For the past two years, tech giants Apple and Google have been battling for supremacy over the global smart phone market share. History may look back on 2012 as the year Google took over the world with the help of many, many Galaxies.
Despite all of the fanfare over Apple's iPhone 5 in September, Android's market share skyrocketed, reaching 75 percent of all smart phones in the third quarter of 2012. The Android operating system captured this by running on a wide range of phones, including Samsung's wildly popular Galaxy line. While Apple and Google are neck-and-neck for market share in the U.S., Google has a near monopoly elsewhere, including some estimates that say Android holds a 90 percent market share in China.
And what fun is your smart phone if you aren't taking pictures with it? After being available only to iPhone users since its launch in 2011, Instagram unveiled an Android app in April, with its overly blurred and saturated filters allowing nearly everyone with a smartphone to share photos of everything from election results to ridiculous cat photos.

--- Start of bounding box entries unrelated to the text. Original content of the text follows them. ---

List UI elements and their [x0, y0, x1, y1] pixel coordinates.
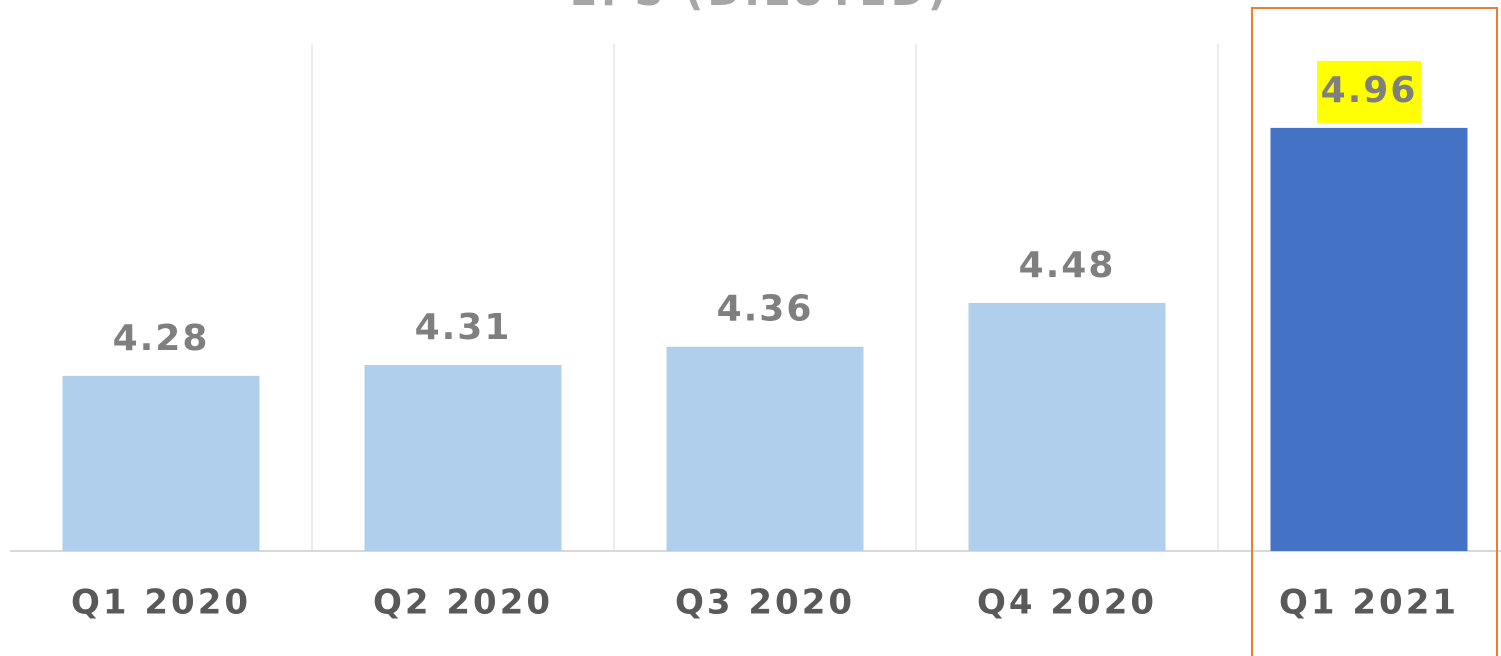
- highlight-box: [1251, 7, 1498, 656]
- chart-title: EPS (DILUTED): [570, 0, 950, 15]
- x-tick-label: Q2 2020: [373, 583, 553, 623]
- bar: [62, 375, 260, 551]
- bar: [1270, 127, 1468, 551]
- bar: [968, 302, 1166, 551]
- x-tick-label: Q3 2020: [675, 583, 855, 623]
- x-tick-label: Q4 2020: [977, 583, 1157, 623]
- bar: [666, 346, 864, 551]
- x-tick-label: Q1 2020: [71, 583, 251, 623]
- label-highlight: [1317, 60, 1421, 123]
- x-tick-label: Q1 2021: [1279, 583, 1459, 623]
- data-label: 4.96: [1321, 70, 1418, 111]
- data-label: 4.31: [415, 307, 512, 348]
- data-label: 4.36: [717, 289, 814, 330]
- data-label: 4.48: [1019, 245, 1116, 286]
- data-label: 4.28: [113, 318, 210, 359]
- bar: [364, 364, 562, 551]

Shortly after hitting the 30 million user mark in April, Facebook co-founder and CEO Mark Zuckerberg bought the service for a whopping $1 billion. Not wanting to feel left out on all the riches, young people flaunting their wealth on the service morphed into one of the Internet's favorite blogs.
Instagram's popularity continued through the year, with Thanksgiving seeing 10 million photos shared—the most the service has ever seen. The amount of photos shared on that holiday doubled the total number of photos uploaded since the app's launch. That's a lot of sepia-toned turkeys.
MICHAEL PHELPS

You know you are having a good year when you announce to your competitors that you are going to take it easy, and still come away from the Olympics as the most decorated athlete in the history of the event.
Phelps won six medals in all during the London games, including four gold. By the conclusion of the games, Phelps' career totals tallied 22 medals, with 18 of them being gold. To put Phelps' record in perspective, that gold medal mark is twice that of the person directly behind him on the list. A fitting statistic, considering how often he left the rest of the swimming world in his wake.
JEREMY LIN
At the beginning of 2012, Jeremy Lin was barely making it in the NBA, known for his Harvard degree more than anything he has done on a professional basketball court. But with the New York Knicks stumbling through their season despite a roster full of all-star talent, Lin was put into a game on Jan. 25, coming off the bench to lead the Knicks with a career-high 25 points in a win over the New Jersey Nets. The performance gave birth to the phrase "Linsanity."